Texas Rangers: Struggles Continue as Season Fades Into June

The Texas Rangers know they’re in a funk and are having a tough time turning things around.
Photo Courtesy: Dominic Ceraldi

By Wiley Singleton

The Texas Rangers continue to play inept and uninspired baseball. The latter half of May was characterized by poor play. The offense that bludgeoned teams to death a year ago has been absent so far this season. The pitching has actually been pretty good, despite the rash of injuries to the starters. The few wins that the Rangers have managed to cobble together during this brutal stretch have been due to great pitching. 

After getting smashed by the Guardians twice, Jon Gray threw 6.1 IP of shutout ball to avoid the sweep. Jose Leclerc, David Robertson, and Kirby Yates preserved that shutout. Those three are the most frequently used high leverage arms. Yates has become the closer, boasting a 0.89 ERA. He has regained his peak 2019 form he had before multiple severe arm injuries threatened to derail his career. 

The next series began with the Rangers getting crushed by the hapless LA Angels. It was Ron Washington’s first game back in Texas as a manager. He was well received in his return. The Angels won that opener 9-3. The next game was one of those stinkers that neither team deserves to win. The Rangers went all the way to the 13th inning before finally walking it off. That is with the Gimmick Runner, against a notoriously bad pitching staff. That same staff held the Rangers down to 1 run the following day to take the series. The offense frequently fails completely and utterly. That happened a bit last year too, but those games were punctuated with absurd offensive explosions. The offensive explosions have been few and far between this season.

After almost getting swept by the hapless Angels, who lacked their two stars, the Rangers went to Philly and got embarrassed. Three games, all Phils. The Rangers have done well against the Phillies prior to that disaster, notably sweeping them on the Opening Series of last season.

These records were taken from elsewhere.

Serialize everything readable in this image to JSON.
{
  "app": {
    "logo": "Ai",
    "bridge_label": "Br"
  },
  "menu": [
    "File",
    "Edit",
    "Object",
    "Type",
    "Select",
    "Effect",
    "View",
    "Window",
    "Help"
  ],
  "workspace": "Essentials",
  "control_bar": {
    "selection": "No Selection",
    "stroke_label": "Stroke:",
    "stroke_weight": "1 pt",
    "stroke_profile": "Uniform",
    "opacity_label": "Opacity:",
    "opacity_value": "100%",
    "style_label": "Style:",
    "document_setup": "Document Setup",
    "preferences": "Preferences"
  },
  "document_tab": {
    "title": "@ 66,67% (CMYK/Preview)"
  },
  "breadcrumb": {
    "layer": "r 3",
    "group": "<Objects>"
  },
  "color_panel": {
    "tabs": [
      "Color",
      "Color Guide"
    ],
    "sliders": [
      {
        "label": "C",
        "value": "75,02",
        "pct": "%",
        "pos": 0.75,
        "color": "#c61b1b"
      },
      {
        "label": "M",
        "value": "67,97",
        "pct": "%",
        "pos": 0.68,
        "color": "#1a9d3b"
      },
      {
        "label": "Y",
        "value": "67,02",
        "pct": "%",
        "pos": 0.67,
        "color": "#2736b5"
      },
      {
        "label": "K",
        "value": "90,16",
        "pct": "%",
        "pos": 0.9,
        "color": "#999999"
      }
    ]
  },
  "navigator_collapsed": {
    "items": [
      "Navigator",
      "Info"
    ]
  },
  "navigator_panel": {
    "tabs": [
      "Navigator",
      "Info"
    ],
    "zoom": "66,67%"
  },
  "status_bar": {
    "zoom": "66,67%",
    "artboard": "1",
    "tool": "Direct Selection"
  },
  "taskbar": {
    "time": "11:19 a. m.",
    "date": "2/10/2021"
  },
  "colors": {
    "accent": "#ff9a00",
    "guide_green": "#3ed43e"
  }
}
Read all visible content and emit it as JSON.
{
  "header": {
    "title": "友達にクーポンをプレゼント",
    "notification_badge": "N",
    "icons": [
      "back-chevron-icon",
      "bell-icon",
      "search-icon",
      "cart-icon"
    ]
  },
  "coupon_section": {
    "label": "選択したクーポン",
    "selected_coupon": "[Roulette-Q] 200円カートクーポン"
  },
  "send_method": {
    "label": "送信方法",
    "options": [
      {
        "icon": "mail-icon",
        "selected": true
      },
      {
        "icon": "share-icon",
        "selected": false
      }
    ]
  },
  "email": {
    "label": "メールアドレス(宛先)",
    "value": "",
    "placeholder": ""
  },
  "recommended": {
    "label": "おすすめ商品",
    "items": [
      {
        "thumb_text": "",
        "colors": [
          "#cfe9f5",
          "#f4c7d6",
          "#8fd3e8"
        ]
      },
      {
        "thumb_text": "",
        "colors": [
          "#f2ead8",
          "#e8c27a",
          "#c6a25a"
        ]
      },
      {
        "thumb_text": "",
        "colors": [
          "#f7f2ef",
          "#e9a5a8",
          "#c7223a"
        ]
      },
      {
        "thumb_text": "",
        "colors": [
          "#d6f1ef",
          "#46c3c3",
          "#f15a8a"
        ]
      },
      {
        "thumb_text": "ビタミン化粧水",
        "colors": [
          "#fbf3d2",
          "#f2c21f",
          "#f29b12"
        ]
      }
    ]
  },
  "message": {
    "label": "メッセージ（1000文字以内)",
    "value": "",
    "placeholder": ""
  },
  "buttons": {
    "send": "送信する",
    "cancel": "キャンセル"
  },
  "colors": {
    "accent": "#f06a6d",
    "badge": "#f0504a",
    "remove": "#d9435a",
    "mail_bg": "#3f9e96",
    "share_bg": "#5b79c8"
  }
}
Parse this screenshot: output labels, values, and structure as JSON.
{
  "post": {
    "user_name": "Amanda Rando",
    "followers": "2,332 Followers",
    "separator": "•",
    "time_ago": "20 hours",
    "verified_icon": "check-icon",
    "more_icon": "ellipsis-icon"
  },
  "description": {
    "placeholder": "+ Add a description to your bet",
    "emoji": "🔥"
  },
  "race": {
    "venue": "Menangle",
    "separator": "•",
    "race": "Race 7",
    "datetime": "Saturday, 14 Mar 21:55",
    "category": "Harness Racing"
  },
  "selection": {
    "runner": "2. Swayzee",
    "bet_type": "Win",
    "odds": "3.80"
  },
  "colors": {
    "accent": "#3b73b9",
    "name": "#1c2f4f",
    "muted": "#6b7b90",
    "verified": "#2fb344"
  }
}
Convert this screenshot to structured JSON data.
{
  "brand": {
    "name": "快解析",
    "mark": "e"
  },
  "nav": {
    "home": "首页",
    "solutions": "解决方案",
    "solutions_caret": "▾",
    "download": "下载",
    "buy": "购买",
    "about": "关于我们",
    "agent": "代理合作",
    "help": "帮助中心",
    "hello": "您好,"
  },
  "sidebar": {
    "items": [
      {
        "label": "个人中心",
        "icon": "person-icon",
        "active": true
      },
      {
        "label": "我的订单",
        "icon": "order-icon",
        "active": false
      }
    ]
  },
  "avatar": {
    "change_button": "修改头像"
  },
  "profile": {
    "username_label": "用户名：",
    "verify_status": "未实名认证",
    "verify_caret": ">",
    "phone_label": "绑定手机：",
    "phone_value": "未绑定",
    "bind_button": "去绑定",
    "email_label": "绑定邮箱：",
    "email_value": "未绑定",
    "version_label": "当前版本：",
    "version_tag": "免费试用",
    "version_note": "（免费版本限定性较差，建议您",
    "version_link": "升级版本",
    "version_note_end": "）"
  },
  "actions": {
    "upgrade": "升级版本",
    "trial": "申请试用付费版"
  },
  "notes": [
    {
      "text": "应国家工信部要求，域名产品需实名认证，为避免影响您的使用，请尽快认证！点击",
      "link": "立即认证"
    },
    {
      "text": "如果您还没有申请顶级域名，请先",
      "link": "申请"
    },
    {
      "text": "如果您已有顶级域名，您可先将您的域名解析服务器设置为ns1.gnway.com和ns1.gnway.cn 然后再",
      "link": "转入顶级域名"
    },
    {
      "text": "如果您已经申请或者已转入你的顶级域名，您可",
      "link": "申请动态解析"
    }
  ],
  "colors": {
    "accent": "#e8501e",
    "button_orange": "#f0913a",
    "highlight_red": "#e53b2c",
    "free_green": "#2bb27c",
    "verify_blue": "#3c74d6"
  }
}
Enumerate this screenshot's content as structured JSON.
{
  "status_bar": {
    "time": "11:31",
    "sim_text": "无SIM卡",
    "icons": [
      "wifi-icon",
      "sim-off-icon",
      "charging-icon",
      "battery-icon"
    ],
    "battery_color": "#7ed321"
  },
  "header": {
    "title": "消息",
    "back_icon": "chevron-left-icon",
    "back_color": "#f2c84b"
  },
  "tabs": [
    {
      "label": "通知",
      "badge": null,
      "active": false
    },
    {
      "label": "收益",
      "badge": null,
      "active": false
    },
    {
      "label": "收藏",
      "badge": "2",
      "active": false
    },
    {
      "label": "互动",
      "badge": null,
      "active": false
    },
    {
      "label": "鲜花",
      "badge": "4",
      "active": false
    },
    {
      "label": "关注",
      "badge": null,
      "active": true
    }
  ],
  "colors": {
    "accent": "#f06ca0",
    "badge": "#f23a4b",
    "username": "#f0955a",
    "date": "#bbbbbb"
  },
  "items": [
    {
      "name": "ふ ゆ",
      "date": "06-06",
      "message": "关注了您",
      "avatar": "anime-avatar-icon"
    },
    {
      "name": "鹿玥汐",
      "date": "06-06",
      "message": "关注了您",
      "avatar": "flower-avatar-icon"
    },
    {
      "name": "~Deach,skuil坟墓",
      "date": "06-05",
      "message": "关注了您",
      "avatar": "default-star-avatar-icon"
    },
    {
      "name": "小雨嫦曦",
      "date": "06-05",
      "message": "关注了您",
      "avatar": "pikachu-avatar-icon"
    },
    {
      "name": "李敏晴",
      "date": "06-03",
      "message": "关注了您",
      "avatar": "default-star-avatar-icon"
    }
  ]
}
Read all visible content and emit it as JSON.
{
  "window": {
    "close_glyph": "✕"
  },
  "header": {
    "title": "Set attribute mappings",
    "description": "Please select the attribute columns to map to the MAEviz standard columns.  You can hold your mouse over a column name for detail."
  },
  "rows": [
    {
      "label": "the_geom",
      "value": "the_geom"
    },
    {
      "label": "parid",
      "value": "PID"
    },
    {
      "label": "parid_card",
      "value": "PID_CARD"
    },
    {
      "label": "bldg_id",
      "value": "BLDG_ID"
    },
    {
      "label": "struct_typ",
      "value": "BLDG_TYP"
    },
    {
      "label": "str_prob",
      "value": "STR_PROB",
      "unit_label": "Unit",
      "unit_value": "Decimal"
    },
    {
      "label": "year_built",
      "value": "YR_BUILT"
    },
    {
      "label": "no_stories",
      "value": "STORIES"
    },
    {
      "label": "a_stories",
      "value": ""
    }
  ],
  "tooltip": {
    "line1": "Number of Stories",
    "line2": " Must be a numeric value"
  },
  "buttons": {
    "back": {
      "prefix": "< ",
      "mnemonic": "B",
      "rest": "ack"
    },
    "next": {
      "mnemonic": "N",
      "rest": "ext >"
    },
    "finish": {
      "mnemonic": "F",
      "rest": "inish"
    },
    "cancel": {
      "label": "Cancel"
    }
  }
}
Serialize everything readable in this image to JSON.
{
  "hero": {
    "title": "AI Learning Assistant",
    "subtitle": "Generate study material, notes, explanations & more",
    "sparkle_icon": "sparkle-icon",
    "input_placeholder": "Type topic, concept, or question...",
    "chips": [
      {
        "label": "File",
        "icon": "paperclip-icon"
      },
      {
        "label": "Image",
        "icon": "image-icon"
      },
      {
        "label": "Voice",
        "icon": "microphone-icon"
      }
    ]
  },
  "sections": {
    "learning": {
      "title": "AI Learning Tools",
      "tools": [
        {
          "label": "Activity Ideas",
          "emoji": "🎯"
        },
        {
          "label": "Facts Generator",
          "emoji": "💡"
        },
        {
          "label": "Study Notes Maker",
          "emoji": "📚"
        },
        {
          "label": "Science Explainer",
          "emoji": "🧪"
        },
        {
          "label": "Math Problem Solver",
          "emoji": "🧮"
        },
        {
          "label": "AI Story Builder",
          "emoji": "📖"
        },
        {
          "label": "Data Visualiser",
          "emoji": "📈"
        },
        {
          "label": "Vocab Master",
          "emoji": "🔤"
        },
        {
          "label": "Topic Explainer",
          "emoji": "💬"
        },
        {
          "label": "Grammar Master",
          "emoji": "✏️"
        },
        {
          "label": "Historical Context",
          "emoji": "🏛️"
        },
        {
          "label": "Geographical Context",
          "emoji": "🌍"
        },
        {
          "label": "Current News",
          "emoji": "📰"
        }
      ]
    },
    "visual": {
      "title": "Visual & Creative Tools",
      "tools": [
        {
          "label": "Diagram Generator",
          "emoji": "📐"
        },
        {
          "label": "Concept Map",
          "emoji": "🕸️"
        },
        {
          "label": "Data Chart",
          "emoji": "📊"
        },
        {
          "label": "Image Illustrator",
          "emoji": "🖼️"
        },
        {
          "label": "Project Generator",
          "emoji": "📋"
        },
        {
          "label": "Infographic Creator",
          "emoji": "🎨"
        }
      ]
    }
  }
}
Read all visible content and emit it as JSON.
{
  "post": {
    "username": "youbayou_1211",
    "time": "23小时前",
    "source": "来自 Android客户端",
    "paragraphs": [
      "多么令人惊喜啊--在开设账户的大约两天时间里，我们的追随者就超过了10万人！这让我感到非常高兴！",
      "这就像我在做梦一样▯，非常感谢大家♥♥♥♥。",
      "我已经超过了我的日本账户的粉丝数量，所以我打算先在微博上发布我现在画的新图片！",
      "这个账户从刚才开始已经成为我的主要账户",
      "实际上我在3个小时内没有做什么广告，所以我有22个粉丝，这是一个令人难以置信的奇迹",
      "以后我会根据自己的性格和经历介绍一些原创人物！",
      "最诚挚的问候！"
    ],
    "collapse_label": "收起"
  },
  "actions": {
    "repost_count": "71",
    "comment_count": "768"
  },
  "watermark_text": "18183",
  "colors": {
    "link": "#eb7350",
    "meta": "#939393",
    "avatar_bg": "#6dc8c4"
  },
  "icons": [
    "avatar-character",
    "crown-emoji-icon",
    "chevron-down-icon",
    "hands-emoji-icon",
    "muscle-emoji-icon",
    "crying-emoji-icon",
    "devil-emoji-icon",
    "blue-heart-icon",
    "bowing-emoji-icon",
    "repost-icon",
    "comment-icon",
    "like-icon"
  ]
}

The Rangers kept the losing streak going after that by dropping two of three to the pretender Minnesota Twins. The Twins are one of those teams that will always choke in the early rounds of the playoffs because they do not actually deserve to be there. Their playoff appearances are born of divisional ineptitude. They are a pretender team in their current form, but even previous iterations employed a gimmicky style. Despite this flaw, the Rangers managed to lose the series to them too. 

The Rangers then swept a little jokish two game set against the Arizona Diamondbacks. The small series meant less and little in terms of stopping the skid or rivalry. The D-Backs are struggling like the Rangers and are even less likely to make the playoffs than Texas. There was no bad blood from the World Series. Dane Dunning had a scoreless start in the second game. This is especially significant because he looked shaky in his first start back from shoulder injury. He looked like classic Dunning in this subsequent contest.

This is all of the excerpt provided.